Volunteers began work Saturday building the field, which sees the name of each southern Alberta soldier killed in action — dating back to the Boer War — written on a white cross erected along Memorial Drive near Centre Street.

Now in its 9th year, 3,410 crosses are being erected along Memorial Drive

Calgary Field of Crosses Memorial Project, a short history 1:53

Thousands of fallen soldiers from southern Alberta are once again being honoured in the Field of Crosses in Calgary.

Volunteers began work Saturday on the field, which sees the name of each southern Alberta soldier killed in action — dating back to the Boer War —  written on a white cross erected along Memorial Drive near Centre Street.

This is the ninth year for the memorial.

Learning the name of each soldier killed is no easy task, said founder Murray McCann.

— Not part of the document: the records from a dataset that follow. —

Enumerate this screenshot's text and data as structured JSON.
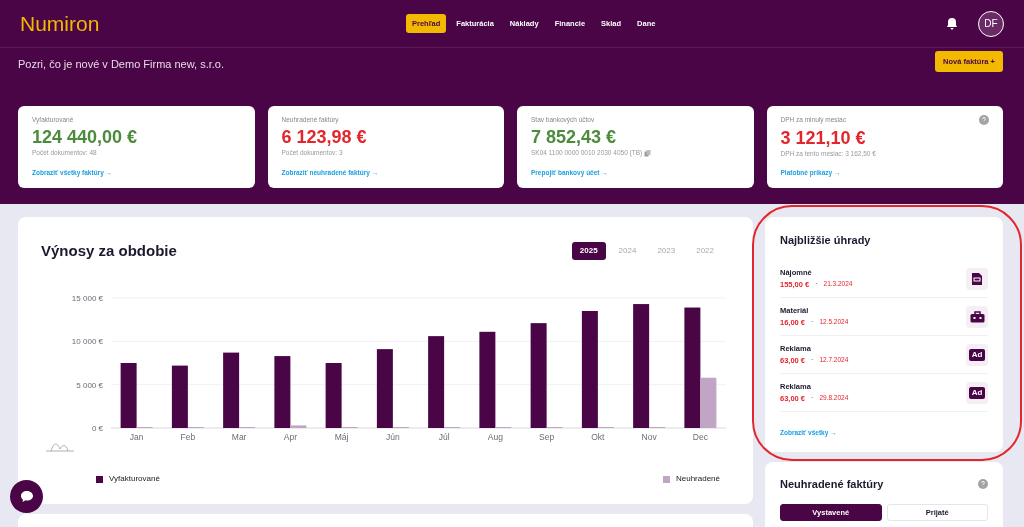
{
  "header": {
    "logo": "Numiron",
    "nav": [
      {
        "label": "Prehľad",
        "selected": true
      },
      {
        "label": "Fakturácia",
        "selected": false
      },
      {
        "label": "Náklady",
        "selected": false
      },
      {
        "label": "Financie",
        "selected": false
      },
      {
        "label": "Sklad",
        "selected": false
      },
      {
        "label": "Dane",
        "selected": false
      }
    ],
    "avatar": "DF"
  },
  "hero": {
    "subtitle": "Pozri, čo je nové v Demo Firma new, s.r.o.",
    "new_invoice_button": "Nová faktúra +"
  },
  "stat_cards": [
    {
      "label": "Vyfakturované",
      "value": "124 440,00 €",
      "color": "#4b8b3b",
      "detail": "Počet dokumentov: 48",
      "link": "Zobraziť všetky faktúry →",
      "help": false,
      "copy": false
    },
    {
      "label": "Neuhradené faktúry",
      "value": "6 123,98 €",
      "color": "#e3262b",
      "detail": "Počet dokumentov: 3",
      "link": "Zobraziť neuhradené faktúry →",
      "help": false,
      "copy": false
    },
    {
      "label": "Stav bankových účtov",
      "value": "7 852,43 €",
      "color": "#4b8b3b",
      "detail": "SK04 1100 0000 0010 2030 4050 (TB)",
      "link": "Prepojiť bankový účet →",
      "help": false,
      "copy": true
    },
    {
      "label": "DPH za minulý mesiac",
      "value": "3 121,10 €",
      "color": "#e3262b",
      "detail": "DPH za tento mesiac: 3 162,50 €",
      "link": "Platobné príkazy →",
      "help": true,
      "copy": false
    }
  ],
  "revenue": {
    "title": "Výnosy za obdobie",
    "years": [
      {
        "label": "2025",
        "selected": true
      },
      {
        "label": "2024",
        "selected": false
      },
      {
        "label": "2023",
        "selected": false
      },
      {
        "label": "2022",
        "selected": false
      }
    ],
    "chart_data": {
      "type": "bar",
      "categories": [
        "Jan",
        "Feb",
        "Mar",
        "Apr",
        "Máj",
        "Jún",
        "Júl",
        "Aug",
        "Sep",
        "Okt",
        "Nov",
        "Dec"
      ],
      "series": [
        {
          "name": "Vyfakturované",
          "color": "#4a0547",
          "values": [
            7500,
            7200,
            8700,
            8300,
            7500,
            9100,
            10600,
            11100,
            12100,
            13500,
            14300,
            13900
          ]
        },
        {
          "name": "Neuhradené",
          "color": "#c0a6c4",
          "values": [
            0,
            0,
            0,
            300,
            0,
            0,
            0,
            0,
            0,
            0,
            0,
            5800
          ]
        }
      ],
      "legend": true,
      "ylim": [
        0,
        15000
      ],
      "yticks": [
        {
          "value": 0,
          "label": "0 €"
        },
        {
          "value": 5000,
          "label": "5 000 €"
        },
        {
          "value": 10000,
          "label": "10 000 €"
        },
        {
          "value": 15000,
          "label": "15 000 €"
        }
      ]
    }
  },
  "upcoming": {
    "title": "Najbližšie úhrady",
    "highlighted": true,
    "items": [
      {
        "name": "Nájomné",
        "amount": "155,00 €",
        "separator": "·",
        "date": "21.3.2024",
        "kind": "document"
      },
      {
        "name": "Materiál",
        "amount": "16,00 €",
        "separator": "·",
        "date": "12.5.2024",
        "kind": "toolbox"
      },
      {
        "name": "Reklama",
        "amount": "63,00 €",
        "separator": "·",
        "date": "12.7.2024",
        "kind": "ad",
        "badge": "Ad"
      },
      {
        "name": "Reklama",
        "amount": "63,00 €",
        "separator": "·",
        "date": "29.8.2024",
        "kind": "ad",
        "badge": "Ad"
      }
    ],
    "link": "Zobraziť všetky →"
  },
  "unpaid": {
    "title": "Neuhradené faktúry",
    "tabs": [
      {
        "label": "Vystavené",
        "selected": true
      },
      {
        "label": "Prijaté",
        "selected": false
      }
    ]
  }
}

Volunteers spent months visiting towns and cities across southern Alberta, checking cenotaphs, legions and even church records for names, which were then researched.

"There was no central place to find out," said McCann.

"Any place we could research we have. Then people started sending in names."

More than 100 names were added this year, said McCann, bringing the current total to 3,410.

Murray McCann was inspired to create the Field of Crosses nearly a decade ago during a trip through Georgia. (Sarah Lawryniuk/CBC)

"I'd like to think we have everybody, but if anybody has a relative or knows of a name of a soldier who went off to war and didn't come back from southern Alberta, they can go to our website."

The idea for the Field of Crosses came while McCann was travelling through Georgia in the U.S. about a decade ago.

"I came across some crosses, which I thought was indicative of a bad accident, there was a whole row of them," he said.

A boy places Canadian flags on crosses honouring fallen soldiers from southern Alberta. The crosses along Memorial Drive will remain up until Nov. 11. (Sarah Lawryniuk/CBC)

"I realized it was their Memorial Day, it was in May, and these crosses they had put along the side of the road were for soldiers from that small town … and the surrounding areas. It had such an impact as to how many had lost their lives over the years protecting our freedoms, and I wondered how many from southern Alberta had given up their lives for the lifestyle I enjoy and all Calgarians do."

Services will be held at sunrise and sunset each day between Nov. 1 and 11 and more information can be found on the Field of Crosses website.